À Beyrouth, au cœur d’un Liban frappé par les bombardements, le chirurgien Ghassan Abou Sittah mène une lutte quotidienne pour sauver des vies d’enfants. Dans un entretien accordé à l’AFP, ce spécialiste de la chirurgie reconstructive décrit une véritable « course contre la montre » face à l’afflux de jeunes patients gravement blessés.

Dans l’unité de soins intensifs pédiatriques de l’hôpital universitaire américain de Beyrouth, les urgences s’enchaînent sans relâche. Chaque jour, des enfants arrivent avec des blessures lourdes, souvent multiples. Ce matin-là encore, trois enfants ont été extraits des décombres après une frappe au cœur de la capitale. « Une fillette de 11 ans avait des éclats d’obus dans l’abdomen et le pied partiellement amputé (…) mais elle va s’en sortir », raconte le médecin, qui vit sur place pour pouvoir intervenir à tout moment.

Multiples opérations

Depuis le début des hostilités déclenchées début mars, le bilan ne cesse de s’alourdir. Selon les autorités libanaises, au moins 118 enfants ont été tués et 370 blessés. Derrière ces chiffres, des réalités médicales d’une extrême violence: membres arrachés, traumatismes crâniens, lésions cérébrales ou encore blessures au visage. « Souvent, on voit tout cela chez un seul enfant », explique Ghassan Abou Sittah, évoquant des parcours de soins longs et complexes, nécessitant de multiples opérations.

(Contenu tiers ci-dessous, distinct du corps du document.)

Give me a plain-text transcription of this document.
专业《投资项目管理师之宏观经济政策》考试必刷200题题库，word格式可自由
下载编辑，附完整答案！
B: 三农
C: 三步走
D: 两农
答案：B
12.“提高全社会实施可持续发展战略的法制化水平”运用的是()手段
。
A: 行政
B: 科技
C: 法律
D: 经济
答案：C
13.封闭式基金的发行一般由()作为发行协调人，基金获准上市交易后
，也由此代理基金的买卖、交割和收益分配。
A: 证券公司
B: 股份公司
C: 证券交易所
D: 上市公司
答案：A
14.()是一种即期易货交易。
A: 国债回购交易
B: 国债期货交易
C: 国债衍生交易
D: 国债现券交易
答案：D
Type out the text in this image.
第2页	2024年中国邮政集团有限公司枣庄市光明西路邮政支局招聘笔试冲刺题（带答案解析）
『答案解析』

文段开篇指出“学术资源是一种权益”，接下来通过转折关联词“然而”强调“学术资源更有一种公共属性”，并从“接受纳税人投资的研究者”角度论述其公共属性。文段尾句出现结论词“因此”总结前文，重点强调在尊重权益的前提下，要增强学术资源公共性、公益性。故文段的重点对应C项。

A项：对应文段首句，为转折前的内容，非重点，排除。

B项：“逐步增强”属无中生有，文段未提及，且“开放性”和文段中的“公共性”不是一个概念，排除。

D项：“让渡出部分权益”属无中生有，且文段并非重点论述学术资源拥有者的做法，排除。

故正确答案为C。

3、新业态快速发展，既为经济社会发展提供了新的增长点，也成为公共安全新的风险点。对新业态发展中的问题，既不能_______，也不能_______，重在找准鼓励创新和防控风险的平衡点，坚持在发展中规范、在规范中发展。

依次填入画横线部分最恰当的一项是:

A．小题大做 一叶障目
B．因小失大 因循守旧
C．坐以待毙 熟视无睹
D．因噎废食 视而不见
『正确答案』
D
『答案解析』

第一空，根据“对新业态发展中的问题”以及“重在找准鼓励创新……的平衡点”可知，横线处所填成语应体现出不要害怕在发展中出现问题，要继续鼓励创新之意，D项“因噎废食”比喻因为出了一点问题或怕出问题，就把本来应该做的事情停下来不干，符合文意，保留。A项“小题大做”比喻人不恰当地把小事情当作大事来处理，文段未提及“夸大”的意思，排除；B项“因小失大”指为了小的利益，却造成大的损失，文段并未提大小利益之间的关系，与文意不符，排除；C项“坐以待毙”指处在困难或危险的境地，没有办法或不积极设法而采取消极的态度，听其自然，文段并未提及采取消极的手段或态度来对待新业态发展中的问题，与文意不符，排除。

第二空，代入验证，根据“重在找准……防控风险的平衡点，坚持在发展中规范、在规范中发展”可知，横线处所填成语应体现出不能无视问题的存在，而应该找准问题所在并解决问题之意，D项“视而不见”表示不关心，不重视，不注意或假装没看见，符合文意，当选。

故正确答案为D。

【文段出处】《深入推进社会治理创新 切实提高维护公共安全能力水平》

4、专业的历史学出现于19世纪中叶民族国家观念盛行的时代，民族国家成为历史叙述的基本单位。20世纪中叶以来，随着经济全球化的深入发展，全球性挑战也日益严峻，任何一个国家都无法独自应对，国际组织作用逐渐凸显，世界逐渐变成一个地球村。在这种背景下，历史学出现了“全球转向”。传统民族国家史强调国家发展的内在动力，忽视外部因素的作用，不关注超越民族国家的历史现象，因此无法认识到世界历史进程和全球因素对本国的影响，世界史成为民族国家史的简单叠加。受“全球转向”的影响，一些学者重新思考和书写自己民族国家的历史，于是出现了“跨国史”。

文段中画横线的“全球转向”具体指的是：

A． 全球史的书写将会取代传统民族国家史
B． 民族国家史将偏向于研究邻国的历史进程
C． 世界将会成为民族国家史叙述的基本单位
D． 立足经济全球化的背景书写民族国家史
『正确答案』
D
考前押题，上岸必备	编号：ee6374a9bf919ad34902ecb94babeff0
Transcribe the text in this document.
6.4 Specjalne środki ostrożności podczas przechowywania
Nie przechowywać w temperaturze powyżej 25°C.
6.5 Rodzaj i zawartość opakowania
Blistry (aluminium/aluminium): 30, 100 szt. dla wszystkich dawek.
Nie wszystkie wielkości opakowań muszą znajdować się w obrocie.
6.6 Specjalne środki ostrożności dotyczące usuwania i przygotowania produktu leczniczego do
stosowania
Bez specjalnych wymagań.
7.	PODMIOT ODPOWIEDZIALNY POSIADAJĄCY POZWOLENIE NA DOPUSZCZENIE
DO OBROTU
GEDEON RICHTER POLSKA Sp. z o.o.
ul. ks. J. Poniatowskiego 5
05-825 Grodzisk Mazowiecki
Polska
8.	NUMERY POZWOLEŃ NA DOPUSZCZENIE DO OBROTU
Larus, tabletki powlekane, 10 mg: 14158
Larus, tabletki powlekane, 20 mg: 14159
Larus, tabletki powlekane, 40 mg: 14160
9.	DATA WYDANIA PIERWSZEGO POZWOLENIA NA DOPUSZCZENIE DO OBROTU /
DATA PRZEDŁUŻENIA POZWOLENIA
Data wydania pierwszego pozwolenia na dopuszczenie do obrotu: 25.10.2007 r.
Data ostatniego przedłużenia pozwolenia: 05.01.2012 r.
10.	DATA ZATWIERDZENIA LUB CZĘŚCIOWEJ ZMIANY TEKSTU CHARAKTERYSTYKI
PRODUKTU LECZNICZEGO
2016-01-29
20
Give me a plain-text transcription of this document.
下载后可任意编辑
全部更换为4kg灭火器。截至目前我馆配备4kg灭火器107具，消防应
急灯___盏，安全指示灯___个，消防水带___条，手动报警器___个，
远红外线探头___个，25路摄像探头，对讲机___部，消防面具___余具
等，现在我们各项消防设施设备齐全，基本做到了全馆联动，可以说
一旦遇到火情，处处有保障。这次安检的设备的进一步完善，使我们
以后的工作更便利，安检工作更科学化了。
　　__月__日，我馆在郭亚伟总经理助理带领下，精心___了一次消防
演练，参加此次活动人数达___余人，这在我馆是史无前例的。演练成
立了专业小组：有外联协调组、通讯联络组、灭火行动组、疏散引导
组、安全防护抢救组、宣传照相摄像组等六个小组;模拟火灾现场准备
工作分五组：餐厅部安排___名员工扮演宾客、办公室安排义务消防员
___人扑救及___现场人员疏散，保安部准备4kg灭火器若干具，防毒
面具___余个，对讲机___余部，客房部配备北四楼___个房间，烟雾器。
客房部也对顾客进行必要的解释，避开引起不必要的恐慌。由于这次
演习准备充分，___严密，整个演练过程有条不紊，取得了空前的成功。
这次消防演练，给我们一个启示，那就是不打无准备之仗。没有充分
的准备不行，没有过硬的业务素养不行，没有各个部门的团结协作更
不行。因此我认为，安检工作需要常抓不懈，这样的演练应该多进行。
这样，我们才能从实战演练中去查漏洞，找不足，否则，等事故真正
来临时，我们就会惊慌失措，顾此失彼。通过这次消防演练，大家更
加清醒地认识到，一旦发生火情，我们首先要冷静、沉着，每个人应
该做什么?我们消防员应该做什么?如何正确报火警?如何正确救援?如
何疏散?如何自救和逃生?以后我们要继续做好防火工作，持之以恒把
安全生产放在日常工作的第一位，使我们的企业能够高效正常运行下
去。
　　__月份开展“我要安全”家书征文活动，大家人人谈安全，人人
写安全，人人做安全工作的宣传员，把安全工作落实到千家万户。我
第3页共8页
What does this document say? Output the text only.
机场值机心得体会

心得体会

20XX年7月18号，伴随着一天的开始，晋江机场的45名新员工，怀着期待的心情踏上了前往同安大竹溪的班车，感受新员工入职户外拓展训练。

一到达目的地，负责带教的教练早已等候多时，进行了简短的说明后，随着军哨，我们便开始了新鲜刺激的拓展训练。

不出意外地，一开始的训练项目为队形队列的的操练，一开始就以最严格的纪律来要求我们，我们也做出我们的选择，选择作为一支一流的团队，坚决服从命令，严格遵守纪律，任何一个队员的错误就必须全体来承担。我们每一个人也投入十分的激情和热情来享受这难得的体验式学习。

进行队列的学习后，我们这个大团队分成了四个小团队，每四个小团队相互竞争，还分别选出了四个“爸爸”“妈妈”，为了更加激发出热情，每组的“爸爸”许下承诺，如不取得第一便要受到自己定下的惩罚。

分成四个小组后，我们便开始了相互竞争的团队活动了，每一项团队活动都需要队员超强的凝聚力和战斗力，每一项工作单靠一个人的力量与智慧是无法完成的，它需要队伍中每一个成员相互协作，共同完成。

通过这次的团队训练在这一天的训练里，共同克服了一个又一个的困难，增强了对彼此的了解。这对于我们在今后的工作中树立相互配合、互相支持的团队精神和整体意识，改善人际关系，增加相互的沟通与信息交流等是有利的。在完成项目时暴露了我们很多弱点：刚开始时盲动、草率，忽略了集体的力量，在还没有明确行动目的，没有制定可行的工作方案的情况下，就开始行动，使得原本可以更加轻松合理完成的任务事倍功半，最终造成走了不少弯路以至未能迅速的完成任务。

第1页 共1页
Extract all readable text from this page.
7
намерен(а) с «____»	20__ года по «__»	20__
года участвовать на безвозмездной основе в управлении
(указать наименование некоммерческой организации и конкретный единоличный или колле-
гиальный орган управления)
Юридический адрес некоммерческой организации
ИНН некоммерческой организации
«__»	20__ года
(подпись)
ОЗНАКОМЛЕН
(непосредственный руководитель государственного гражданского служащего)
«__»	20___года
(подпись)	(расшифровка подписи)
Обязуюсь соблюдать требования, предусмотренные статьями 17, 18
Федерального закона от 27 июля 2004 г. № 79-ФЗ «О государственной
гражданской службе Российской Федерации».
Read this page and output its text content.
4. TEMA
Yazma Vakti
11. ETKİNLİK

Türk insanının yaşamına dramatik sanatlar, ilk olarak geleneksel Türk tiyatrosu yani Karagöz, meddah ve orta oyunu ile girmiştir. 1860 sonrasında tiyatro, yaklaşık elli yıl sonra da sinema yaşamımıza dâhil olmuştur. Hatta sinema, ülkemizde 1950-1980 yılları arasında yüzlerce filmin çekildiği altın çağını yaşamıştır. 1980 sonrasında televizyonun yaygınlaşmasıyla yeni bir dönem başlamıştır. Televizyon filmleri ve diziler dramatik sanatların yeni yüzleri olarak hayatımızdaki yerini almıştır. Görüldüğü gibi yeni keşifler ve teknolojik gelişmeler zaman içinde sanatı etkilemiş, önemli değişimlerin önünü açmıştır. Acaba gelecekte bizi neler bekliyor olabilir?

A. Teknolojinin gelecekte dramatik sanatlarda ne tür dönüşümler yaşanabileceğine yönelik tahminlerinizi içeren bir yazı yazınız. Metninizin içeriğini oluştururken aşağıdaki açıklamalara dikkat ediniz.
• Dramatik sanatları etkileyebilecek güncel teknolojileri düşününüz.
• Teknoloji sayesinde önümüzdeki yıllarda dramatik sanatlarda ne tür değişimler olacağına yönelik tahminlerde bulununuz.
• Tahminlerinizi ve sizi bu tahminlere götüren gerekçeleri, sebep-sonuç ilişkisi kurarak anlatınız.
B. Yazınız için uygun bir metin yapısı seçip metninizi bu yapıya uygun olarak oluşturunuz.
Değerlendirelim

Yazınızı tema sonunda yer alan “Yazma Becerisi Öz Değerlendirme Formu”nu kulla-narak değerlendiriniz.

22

Certains cas marquent durablement les équipes. Le chirurgien se souvient notamment de trois sœurs grièvement blessées, qu’il doit opérer tous les deux jours pour retirer les tissus nécrosés et préparer des reconstructions chirurgicales. Un travail minutieux, répétitif, qui illustre la gravité des blessures infligées par les bombardements.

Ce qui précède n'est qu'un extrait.